Surface modification of polypropylene microporous membranes with a novel glycopolymer

Membrane-based biomedical processes have increased considerably in recent years. However, the natural disadvantages of common membrane materials, such as hydrophobic surface and poor biocompatibility, cause many side effects in use and cumber further applications. In this work, to meet the requirements of biomedical applications, a novel sugar-containing monomer (D-gluconamidoethyl methacrylate (GAMA)) was grafted on polypropylene microporous membrane (PPMM) with an UV-induced polymerization to improve both the surface hydrophilicity and hemocompatibility. Fourier transform infrared spectroscopy, X-ray photoelectron spectroscopy, and scanning electron microscopy were employed to confirm the surface modification on the membranes.

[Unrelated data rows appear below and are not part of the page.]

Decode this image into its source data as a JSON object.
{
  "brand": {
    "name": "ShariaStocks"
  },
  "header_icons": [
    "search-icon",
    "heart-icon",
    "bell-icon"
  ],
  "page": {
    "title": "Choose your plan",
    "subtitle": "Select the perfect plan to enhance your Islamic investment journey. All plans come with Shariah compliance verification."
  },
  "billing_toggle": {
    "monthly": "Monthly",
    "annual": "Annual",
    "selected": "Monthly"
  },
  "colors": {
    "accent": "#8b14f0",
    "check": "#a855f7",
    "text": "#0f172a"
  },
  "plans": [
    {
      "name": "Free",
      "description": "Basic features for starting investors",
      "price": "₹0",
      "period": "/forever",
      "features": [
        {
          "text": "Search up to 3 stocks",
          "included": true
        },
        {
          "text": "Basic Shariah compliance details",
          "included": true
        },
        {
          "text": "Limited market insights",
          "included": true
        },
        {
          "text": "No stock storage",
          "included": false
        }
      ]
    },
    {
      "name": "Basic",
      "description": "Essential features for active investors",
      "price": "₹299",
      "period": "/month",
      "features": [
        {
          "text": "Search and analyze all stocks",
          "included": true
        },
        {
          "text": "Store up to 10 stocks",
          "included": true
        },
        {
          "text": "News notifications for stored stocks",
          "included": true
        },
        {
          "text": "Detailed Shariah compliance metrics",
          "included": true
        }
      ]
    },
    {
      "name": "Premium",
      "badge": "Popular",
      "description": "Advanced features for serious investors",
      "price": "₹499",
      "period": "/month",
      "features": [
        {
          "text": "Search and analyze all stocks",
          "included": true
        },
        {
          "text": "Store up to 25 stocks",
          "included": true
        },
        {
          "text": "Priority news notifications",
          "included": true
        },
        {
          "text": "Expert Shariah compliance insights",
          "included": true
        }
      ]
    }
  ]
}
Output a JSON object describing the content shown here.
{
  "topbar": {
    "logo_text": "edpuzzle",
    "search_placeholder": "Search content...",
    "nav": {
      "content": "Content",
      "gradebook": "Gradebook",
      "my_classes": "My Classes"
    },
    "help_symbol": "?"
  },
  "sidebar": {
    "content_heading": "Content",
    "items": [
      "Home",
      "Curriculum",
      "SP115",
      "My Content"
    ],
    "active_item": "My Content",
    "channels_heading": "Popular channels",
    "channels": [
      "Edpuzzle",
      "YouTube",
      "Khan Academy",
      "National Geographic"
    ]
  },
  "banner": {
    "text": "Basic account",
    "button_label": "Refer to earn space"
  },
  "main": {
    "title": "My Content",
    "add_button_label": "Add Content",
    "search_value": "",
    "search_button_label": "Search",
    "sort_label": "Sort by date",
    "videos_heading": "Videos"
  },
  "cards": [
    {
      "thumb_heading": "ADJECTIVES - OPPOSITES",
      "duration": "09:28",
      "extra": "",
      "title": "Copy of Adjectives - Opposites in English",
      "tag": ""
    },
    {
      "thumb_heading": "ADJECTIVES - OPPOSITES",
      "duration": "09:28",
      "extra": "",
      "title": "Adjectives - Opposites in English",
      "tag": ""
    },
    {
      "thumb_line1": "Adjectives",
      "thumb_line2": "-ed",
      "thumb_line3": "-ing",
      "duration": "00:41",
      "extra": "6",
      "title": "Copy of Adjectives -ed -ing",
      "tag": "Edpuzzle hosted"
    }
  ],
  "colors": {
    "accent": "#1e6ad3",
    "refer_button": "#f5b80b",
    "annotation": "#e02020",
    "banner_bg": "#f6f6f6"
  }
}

Water contact angle, protein adsorption, and platelet adhesion measurements were used to evaluate the anti-fouling property and the hemocompatibility of the membranes. It was found that the GAMA grafting degree increases reasonably with the increase of GAMA monomer concentration, and then the increase slows down when the GAMA concentration exceeds 40 g/L. At the same time, a 20-25-min UV irradiation is enough for the grafting polymerization. The water contact angle of the modified membrane decreases from 149 to 64 degrees with the increase of GAMA grafting degree from 0 to 6.18 wt %, which indicates a hydrophilic variation of the membrane surface by the grafting of GAMA. Furthermore, the modified membranes show higher water and protein solution fluxes, lower BSA adsorption, and better flux recovery after cleaning than those of the original PPMM. Platelet adhesion experiment also reveals that a more hemocompatible interface can be obtained between the membrane and the biomolecules.